Ossessione è il primo romanzo di Stephen King pubblicato con lo pseudonimo di Richard Bachman. Nonostante abbia iniziato a scriverlo nel 1966, prima del suo primo libro pubblicato, Carrie del 1974, non fu edito fino al 1977.

Non è amato dall'autore, che nell'introduzione al romanzo Blaze, pubblicato nel 2007, afferma che sia un bene che sia fuori catalogo.[1]

Trama[modifica | modifica wikitesto]

Charlie Decker, un liceale del Maine , ha un incontro con il preside per un incidente in cui ha colpito il suo insegnante di chimica con una chiave inglese, portando al ricovero del docente e alla sospensione del ragazzo. Charlie sottopone il preside a una serie di osservazioni offensive e viene di conseguenza espulso. Charlie si precipita fuori dall'ufficio e recupera una pistola dal suo armadietto, quindi dà fuoco al resto del contenuto; poi ritorna in classe e spara fatalmente alla sua insegnante di algebra, Miss Jean Underwood. Scatta un allarme, ma Charlie costringe i suoi compagni di classe a rimanere nella stanza e uccide l'insegnante di storia, il signor Peter Vance, quando tenta di entrare. Mentre gli altri studenti e insegnanti evacuano la scuola, la polizia e i media arrivano sulla scena.

Nelle quattro ore successive, Charlie gioca con varie figure autoritarie che tentano di negoziare con lui, tra cui il preside, lo psicologo della scuola e il capo della polizia locale. Il ragazzo dà loro alcuni comandi, minacciando di uccidere gli studenti se non li rispettano. Charlie ammette ai suoi ostaggi di non sapere cosa lo abbia spinto a compiere tali azioni, ritenendo anche di pentirsene quando la situazione sarà finita. Mentre gli altri studenti iniziano a identificarsi con Charlie, quest'ultimo involontariamente trasforma la classe in una sorta di gruppo di psicoterapia , facendo sì che i suoi compagni raccontino semi volontariamente segreti imbarazzanti su se stessi e gli altri.

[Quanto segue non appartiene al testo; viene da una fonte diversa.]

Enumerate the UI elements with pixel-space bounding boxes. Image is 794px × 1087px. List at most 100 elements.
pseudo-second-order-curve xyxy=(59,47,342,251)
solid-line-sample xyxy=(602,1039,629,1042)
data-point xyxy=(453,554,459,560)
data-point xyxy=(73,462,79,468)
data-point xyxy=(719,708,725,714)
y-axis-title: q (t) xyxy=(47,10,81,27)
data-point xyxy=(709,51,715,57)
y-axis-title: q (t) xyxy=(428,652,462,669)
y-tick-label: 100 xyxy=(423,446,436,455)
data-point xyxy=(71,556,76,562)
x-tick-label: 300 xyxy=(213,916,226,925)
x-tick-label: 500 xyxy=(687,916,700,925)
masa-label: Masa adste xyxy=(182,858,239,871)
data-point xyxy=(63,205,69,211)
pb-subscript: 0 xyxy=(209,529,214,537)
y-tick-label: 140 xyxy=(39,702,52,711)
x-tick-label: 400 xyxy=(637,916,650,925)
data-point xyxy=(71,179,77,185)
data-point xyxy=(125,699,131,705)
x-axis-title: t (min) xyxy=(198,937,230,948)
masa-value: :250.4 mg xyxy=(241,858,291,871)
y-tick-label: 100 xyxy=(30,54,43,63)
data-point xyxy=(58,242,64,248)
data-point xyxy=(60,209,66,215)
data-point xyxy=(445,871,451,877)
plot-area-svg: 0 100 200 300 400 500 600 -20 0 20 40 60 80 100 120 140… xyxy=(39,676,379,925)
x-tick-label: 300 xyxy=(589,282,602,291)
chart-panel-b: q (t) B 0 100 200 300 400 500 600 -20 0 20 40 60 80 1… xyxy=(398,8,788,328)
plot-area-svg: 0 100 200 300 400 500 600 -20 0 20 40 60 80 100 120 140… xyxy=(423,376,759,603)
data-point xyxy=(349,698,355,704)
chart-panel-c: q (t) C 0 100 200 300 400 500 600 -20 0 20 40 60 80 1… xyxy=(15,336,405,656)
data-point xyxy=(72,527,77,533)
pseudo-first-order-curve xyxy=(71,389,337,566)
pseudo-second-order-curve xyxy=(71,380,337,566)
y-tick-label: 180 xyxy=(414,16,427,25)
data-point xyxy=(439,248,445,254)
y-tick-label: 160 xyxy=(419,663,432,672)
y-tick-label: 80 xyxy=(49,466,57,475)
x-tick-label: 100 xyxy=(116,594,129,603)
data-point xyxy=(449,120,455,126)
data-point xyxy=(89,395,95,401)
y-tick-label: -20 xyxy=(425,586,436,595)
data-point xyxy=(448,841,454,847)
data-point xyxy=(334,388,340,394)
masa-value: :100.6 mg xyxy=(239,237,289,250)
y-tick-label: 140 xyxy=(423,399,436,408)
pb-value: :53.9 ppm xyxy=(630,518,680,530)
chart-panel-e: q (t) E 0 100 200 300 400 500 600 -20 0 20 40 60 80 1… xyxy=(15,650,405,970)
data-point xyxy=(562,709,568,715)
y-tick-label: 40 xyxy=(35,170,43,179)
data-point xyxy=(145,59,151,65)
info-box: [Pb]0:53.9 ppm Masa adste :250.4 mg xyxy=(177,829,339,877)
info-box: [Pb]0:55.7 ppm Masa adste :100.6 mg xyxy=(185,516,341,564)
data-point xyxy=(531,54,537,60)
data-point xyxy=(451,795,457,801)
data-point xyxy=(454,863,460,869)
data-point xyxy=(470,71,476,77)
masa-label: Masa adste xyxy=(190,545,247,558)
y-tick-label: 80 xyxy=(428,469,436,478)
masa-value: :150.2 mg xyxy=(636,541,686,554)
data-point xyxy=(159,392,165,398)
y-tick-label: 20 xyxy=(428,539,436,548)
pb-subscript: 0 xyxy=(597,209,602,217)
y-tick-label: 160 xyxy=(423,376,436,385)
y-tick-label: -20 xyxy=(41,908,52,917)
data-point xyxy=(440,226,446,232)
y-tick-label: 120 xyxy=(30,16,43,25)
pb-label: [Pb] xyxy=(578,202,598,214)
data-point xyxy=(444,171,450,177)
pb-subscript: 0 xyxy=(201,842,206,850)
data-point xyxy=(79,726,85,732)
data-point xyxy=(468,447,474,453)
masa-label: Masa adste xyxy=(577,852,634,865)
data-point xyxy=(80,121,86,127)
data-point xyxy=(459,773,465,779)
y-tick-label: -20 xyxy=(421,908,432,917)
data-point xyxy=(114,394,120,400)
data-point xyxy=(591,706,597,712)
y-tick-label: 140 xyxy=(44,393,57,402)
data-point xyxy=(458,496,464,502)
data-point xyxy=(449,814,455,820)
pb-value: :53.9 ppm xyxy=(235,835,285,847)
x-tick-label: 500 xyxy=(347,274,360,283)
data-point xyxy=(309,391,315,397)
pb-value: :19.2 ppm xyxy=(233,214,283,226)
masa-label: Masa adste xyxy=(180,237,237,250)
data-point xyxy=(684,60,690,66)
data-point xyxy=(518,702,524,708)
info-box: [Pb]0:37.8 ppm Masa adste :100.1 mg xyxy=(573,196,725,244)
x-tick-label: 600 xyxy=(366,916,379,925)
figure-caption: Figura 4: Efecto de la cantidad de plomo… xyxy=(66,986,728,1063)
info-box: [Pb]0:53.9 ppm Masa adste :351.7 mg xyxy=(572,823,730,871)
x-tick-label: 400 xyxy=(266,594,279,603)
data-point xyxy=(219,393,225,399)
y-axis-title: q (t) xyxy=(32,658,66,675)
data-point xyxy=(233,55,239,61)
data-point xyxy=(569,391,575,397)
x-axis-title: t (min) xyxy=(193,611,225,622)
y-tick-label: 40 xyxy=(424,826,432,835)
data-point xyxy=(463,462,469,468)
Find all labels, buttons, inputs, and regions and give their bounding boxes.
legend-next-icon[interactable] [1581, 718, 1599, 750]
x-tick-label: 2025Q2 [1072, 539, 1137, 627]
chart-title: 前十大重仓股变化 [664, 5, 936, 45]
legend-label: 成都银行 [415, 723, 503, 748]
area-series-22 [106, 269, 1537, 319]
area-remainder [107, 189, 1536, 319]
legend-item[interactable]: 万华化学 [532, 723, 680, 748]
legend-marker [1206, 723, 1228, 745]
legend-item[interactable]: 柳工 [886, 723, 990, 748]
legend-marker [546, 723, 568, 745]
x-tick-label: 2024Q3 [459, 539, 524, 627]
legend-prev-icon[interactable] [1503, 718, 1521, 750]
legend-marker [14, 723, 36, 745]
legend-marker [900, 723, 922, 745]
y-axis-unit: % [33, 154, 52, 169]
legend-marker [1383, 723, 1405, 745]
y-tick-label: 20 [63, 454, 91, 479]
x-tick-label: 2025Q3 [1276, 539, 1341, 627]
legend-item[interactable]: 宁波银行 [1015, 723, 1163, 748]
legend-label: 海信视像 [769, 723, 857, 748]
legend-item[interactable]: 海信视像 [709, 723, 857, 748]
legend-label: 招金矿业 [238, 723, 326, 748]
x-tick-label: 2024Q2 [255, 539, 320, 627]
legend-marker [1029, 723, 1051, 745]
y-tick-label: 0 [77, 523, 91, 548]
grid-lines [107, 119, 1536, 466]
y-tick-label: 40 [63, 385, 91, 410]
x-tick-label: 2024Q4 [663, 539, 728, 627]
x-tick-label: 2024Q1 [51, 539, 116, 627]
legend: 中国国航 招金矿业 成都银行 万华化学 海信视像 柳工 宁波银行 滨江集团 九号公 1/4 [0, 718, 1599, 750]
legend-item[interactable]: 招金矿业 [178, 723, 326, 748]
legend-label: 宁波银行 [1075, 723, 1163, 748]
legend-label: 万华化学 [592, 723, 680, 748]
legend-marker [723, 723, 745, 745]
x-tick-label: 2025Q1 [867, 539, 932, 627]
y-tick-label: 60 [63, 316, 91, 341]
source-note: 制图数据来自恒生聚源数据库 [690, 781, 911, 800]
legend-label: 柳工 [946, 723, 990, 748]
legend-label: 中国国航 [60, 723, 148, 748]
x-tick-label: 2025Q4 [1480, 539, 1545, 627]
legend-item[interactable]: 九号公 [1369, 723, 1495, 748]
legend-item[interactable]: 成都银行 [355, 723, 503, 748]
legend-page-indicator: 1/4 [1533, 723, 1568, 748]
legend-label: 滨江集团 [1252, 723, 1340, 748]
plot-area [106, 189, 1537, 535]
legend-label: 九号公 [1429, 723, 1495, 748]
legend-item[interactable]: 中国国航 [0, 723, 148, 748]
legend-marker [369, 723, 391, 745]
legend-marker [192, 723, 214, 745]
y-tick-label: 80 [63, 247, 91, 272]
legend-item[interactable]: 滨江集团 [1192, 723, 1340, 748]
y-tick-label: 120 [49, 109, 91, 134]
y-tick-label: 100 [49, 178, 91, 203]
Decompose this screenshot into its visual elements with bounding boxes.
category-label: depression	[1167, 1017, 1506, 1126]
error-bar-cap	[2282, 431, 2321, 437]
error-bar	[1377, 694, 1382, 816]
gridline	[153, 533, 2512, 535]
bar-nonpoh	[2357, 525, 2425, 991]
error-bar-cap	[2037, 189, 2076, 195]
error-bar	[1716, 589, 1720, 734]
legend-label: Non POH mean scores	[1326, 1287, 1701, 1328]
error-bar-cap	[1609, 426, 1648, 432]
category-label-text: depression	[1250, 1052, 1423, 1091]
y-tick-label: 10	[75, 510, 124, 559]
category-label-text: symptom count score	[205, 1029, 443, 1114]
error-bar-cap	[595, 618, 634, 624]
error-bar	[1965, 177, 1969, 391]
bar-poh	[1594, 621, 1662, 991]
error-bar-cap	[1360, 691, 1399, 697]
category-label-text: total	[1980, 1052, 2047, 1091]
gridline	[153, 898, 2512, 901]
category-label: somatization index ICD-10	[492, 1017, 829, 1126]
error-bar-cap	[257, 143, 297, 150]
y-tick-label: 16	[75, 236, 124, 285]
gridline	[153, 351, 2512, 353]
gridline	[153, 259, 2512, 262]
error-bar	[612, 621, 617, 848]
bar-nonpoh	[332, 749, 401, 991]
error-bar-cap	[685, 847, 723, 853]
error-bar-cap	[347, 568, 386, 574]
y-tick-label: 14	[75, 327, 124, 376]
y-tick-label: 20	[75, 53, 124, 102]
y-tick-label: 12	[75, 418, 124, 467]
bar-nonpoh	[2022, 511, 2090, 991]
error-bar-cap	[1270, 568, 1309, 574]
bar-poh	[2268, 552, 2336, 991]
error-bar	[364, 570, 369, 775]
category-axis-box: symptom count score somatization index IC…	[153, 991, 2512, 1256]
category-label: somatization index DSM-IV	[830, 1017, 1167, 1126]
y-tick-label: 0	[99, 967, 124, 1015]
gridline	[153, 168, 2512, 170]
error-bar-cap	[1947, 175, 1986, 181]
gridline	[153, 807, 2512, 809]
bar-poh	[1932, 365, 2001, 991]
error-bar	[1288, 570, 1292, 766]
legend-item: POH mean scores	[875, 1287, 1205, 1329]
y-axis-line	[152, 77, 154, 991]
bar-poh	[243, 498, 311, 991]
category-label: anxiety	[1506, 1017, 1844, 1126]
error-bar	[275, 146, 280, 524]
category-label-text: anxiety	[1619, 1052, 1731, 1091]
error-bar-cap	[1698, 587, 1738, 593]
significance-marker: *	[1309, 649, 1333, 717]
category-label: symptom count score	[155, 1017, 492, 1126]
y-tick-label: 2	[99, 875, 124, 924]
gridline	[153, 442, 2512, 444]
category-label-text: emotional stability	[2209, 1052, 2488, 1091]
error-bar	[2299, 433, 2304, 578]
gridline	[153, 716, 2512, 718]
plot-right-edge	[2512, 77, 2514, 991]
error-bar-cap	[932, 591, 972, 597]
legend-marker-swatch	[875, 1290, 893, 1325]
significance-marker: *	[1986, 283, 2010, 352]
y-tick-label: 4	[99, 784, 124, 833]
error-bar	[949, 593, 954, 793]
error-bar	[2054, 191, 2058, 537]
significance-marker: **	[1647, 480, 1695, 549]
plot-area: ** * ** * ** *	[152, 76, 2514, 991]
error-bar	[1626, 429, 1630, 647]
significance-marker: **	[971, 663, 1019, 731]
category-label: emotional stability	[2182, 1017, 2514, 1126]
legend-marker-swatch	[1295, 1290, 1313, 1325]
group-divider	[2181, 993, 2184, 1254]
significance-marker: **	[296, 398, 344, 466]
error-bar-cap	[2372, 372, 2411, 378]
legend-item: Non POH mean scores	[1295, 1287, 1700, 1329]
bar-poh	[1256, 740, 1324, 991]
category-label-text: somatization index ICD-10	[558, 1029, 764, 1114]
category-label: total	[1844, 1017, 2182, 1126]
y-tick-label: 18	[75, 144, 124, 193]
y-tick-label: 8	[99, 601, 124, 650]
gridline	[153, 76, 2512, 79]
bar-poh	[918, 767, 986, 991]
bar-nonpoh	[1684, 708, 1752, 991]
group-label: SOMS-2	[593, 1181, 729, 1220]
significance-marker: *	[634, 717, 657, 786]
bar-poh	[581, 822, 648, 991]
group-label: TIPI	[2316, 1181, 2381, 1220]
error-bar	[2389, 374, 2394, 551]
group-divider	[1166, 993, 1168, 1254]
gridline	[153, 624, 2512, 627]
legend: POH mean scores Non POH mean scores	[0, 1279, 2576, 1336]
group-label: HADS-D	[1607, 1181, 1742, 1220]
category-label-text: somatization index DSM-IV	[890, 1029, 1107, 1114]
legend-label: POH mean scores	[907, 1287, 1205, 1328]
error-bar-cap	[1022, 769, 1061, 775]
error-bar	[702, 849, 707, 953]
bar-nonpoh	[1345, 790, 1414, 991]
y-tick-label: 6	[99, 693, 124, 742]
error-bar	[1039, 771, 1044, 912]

In maniera intervallata vengono presentati dei flashback relativi all'infanzia travagliata di Charlie, in particolare la sua tumultuosa relazione con il padre violento Carl. Tra i numerosi incidenti che avvengono nella classe ci sono un violento disaccordo tra due studentesse e il tentativo di un cecchino della polizia di sparare a Charlie nel cuore. Il ragazzo sopravvive grazie al lucchetto a combinazione del suo armadietto che precedentemente aveva infilato nel taschino della camicia, il quale devia il proiettile.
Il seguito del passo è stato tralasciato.